Thank you. This is gold for the likes of us. One question in the service of "Culture Shock":

Do you think there’s value in studying how China is structuring and running science right now?

They’re not direct equivalents, but it’s interesting that China already has institutional forms that look somewhat like NSF's Tech Labs (CAS Strategic Priority Programs, National Labs, NRDIs), and in some cases seem to go beyond. This seems to become more important as people recognise that "Chinese scientific capacity" may end up being even bigger than its industrial prowess. (for example: China's mention in Noubar Afeyan’s 2026 annual letter).

I had Claude help pull together a few points from my scattered research-notes. There are many more, and these may lack context or even be off, but they felt directionally interesting.

1) CAS Strategic Priority Program (SPP), Class B

The “Lead Scientist” functions almost like a CEO—setting direction, building the team, and shifting budgets internally, with no hard funding cap and the ability to scale resources as uncertainty plays out.

2) National Labs (e.g. Peng Cheng Lab)

These operate under a “Three Uncertainties” policy: no fixed staff size, no civil-service ranks, and fully contract-based hiring. That seems to allow market-rate pay, easier exits for underperformers, and quicker team reconfiguration.
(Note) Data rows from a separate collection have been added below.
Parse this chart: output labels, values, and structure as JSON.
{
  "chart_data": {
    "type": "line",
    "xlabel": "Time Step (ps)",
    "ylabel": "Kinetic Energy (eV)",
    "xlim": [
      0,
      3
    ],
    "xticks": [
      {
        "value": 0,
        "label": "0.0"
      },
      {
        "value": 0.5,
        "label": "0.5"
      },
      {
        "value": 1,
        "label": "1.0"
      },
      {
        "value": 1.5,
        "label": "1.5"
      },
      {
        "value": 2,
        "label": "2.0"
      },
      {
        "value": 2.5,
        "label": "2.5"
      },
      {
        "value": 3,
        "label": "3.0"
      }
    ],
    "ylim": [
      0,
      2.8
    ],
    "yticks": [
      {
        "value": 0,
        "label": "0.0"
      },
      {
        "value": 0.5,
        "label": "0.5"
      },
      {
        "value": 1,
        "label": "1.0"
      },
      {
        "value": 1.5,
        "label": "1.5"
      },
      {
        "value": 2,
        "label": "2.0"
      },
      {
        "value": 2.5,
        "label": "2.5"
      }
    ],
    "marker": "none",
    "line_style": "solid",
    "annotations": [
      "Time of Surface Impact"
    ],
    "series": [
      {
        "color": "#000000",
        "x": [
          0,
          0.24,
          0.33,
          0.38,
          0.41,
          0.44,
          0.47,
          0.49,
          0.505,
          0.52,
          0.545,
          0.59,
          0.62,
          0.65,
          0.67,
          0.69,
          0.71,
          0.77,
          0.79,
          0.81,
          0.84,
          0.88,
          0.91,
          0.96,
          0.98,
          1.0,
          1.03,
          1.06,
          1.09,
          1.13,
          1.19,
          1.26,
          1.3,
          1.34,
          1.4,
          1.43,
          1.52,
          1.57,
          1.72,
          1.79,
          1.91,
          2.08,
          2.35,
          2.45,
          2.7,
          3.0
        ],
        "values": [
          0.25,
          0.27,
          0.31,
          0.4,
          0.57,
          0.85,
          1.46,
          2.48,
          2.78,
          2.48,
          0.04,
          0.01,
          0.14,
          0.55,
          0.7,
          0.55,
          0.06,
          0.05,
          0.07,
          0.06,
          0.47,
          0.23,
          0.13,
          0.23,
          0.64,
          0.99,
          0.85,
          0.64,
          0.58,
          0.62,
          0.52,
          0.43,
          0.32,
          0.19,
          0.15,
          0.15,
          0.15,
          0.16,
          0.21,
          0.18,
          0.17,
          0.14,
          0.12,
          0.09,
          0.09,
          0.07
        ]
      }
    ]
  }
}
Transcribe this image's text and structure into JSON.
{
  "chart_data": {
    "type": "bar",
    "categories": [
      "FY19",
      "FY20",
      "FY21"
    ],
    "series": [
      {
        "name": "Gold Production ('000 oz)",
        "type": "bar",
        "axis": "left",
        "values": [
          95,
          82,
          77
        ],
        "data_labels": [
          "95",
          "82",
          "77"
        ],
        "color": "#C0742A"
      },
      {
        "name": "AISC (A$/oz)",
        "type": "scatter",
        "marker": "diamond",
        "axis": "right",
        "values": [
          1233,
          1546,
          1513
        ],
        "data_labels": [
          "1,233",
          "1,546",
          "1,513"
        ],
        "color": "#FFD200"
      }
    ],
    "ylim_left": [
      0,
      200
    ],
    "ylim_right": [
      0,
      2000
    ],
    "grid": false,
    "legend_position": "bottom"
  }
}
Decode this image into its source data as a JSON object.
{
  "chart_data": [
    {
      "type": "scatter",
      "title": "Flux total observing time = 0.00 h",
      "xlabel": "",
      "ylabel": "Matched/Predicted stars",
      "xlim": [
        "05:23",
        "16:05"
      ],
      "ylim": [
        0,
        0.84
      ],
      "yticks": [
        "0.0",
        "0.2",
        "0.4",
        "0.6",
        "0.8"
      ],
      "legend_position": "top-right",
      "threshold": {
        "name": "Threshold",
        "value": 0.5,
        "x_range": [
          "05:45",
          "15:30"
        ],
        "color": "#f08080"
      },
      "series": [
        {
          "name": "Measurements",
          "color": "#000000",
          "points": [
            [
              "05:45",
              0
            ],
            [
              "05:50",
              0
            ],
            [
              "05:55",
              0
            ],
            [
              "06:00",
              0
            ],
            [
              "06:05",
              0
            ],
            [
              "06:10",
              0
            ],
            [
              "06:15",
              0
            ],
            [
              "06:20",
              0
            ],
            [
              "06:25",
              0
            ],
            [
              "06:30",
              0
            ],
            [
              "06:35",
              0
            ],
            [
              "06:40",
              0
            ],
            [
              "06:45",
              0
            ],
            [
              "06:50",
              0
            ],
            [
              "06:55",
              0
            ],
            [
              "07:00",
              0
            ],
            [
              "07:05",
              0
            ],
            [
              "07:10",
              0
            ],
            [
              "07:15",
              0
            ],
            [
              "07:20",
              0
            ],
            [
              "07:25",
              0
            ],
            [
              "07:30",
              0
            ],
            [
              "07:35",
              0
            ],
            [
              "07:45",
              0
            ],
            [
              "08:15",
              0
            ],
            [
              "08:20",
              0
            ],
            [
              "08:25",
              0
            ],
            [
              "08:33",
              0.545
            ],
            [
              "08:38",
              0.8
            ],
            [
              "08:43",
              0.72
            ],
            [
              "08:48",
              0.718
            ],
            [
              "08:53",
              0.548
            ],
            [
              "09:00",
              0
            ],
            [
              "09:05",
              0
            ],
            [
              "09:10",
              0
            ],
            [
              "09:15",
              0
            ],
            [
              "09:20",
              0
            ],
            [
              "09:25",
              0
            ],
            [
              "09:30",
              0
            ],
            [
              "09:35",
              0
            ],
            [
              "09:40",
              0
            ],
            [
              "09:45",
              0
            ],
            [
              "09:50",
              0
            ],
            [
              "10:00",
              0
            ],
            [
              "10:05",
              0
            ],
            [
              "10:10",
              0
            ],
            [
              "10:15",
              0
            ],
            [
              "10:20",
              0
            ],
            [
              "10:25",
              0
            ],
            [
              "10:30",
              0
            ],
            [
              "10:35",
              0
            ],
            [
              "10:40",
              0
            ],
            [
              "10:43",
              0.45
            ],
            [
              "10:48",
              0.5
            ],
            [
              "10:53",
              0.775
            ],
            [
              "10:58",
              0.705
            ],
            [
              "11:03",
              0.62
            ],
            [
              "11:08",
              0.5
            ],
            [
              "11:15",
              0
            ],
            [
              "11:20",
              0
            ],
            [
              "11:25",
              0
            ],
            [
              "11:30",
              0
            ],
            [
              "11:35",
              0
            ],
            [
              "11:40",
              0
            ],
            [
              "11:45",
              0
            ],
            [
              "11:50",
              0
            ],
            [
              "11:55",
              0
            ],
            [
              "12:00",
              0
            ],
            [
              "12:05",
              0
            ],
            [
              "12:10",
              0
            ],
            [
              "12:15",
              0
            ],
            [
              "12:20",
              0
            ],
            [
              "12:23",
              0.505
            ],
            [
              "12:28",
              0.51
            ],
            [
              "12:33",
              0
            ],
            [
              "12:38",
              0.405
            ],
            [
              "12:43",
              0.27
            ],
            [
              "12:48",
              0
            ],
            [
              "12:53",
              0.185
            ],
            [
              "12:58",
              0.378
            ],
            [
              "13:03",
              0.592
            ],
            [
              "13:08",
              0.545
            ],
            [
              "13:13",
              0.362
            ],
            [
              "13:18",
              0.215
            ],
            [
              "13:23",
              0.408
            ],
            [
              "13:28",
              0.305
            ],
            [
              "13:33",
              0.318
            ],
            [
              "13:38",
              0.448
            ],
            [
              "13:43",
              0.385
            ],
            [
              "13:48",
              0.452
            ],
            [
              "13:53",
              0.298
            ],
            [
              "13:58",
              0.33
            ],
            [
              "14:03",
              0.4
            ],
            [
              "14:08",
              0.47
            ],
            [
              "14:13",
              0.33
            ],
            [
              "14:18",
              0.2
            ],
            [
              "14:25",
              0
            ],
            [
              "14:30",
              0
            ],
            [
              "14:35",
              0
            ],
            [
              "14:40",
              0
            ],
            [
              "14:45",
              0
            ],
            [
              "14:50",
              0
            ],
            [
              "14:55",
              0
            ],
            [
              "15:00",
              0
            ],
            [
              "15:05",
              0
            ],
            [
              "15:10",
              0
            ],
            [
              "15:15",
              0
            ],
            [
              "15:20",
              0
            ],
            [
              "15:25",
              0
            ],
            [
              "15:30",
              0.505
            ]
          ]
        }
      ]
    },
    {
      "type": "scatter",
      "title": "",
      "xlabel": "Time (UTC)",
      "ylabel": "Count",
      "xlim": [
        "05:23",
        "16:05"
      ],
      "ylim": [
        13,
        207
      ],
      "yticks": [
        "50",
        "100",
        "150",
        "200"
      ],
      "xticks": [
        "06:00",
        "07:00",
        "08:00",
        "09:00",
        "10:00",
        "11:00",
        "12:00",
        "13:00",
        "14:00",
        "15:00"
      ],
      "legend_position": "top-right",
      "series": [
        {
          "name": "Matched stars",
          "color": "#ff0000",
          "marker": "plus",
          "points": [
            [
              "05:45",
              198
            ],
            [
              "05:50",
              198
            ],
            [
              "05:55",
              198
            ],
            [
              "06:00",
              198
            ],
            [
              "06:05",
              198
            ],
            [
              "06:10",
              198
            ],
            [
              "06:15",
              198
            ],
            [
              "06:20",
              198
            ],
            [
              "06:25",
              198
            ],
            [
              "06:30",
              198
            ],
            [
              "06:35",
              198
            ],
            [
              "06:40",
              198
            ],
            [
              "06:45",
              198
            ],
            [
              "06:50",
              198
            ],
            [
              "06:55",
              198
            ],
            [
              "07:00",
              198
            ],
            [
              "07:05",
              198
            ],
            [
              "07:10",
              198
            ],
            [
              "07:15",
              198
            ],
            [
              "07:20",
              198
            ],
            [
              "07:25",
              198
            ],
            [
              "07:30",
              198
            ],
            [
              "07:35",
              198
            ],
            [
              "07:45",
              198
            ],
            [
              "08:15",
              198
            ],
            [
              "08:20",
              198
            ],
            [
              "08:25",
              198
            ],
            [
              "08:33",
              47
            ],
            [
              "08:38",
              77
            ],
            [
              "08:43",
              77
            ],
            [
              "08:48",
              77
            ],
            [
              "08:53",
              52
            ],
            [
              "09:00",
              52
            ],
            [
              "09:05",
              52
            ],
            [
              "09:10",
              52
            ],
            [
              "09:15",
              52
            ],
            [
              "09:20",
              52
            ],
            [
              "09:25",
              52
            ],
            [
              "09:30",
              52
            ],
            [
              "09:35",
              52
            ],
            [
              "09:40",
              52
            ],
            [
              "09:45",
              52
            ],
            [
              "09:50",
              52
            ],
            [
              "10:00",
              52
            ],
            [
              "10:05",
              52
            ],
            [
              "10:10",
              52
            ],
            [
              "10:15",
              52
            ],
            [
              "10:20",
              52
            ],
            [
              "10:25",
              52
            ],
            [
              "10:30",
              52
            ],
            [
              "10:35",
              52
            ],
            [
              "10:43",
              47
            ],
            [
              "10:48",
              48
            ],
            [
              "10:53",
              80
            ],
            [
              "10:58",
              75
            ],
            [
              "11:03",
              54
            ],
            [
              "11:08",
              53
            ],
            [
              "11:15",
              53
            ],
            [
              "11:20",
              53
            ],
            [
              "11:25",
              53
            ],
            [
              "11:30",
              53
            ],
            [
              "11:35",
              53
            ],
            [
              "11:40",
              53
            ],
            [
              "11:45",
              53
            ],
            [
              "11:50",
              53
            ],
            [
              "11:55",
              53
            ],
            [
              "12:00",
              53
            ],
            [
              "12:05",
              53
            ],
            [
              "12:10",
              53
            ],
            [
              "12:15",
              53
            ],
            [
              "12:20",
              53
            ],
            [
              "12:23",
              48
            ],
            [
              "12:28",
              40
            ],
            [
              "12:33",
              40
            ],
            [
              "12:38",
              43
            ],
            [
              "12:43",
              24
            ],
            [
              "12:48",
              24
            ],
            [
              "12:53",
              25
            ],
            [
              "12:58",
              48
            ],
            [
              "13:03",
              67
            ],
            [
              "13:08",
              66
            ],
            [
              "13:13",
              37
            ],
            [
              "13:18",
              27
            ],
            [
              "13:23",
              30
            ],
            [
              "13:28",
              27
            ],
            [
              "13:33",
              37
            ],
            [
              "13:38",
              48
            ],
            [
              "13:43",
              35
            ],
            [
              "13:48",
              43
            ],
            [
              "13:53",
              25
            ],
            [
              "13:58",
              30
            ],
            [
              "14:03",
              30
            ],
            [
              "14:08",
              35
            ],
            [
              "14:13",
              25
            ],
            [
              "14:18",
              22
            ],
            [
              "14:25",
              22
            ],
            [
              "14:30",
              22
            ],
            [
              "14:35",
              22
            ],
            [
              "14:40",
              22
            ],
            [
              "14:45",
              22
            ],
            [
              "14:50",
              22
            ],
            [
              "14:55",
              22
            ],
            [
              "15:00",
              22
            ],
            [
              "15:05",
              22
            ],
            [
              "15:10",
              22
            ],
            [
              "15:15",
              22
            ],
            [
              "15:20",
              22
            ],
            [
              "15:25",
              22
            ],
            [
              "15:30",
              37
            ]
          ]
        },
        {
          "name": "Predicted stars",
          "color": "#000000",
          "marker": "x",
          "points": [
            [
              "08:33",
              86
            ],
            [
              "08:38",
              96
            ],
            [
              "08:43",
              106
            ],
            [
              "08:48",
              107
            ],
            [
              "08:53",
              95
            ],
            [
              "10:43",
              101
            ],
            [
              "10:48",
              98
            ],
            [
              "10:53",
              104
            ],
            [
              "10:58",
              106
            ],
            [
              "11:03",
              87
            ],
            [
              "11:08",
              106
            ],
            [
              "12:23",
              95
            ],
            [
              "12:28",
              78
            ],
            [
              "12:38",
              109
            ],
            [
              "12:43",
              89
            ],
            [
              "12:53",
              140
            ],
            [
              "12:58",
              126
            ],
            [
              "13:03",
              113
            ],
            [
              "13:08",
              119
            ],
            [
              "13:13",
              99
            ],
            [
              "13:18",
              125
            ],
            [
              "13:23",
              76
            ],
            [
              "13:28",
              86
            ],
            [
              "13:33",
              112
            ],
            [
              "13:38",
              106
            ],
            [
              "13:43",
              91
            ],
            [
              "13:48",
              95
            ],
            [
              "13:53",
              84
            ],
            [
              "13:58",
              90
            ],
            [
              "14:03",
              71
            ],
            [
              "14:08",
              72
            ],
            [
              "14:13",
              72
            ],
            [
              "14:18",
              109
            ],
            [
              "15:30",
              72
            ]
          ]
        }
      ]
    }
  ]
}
3) New R&D Institutions (NRDIs)

Labs like Zhijiang are set up as corporate entities that can hold equity or form joint ventures, while still receiving large amounts of public CAPEX—blurring the academic / industry boundary without forcing an early commercial endpoint.

4) Lump-sum (“baogan”) funding

Instead of tightly specified grants, labs receive large block grants with high internal freedom, mainly constrained by a “negative list.”

5) Evaluation tied to shared infrastructure use

In places like Guangdong, NRDIs are ranked on things like instrument-sharing and competitiveness, with real consequences for the bottom tier.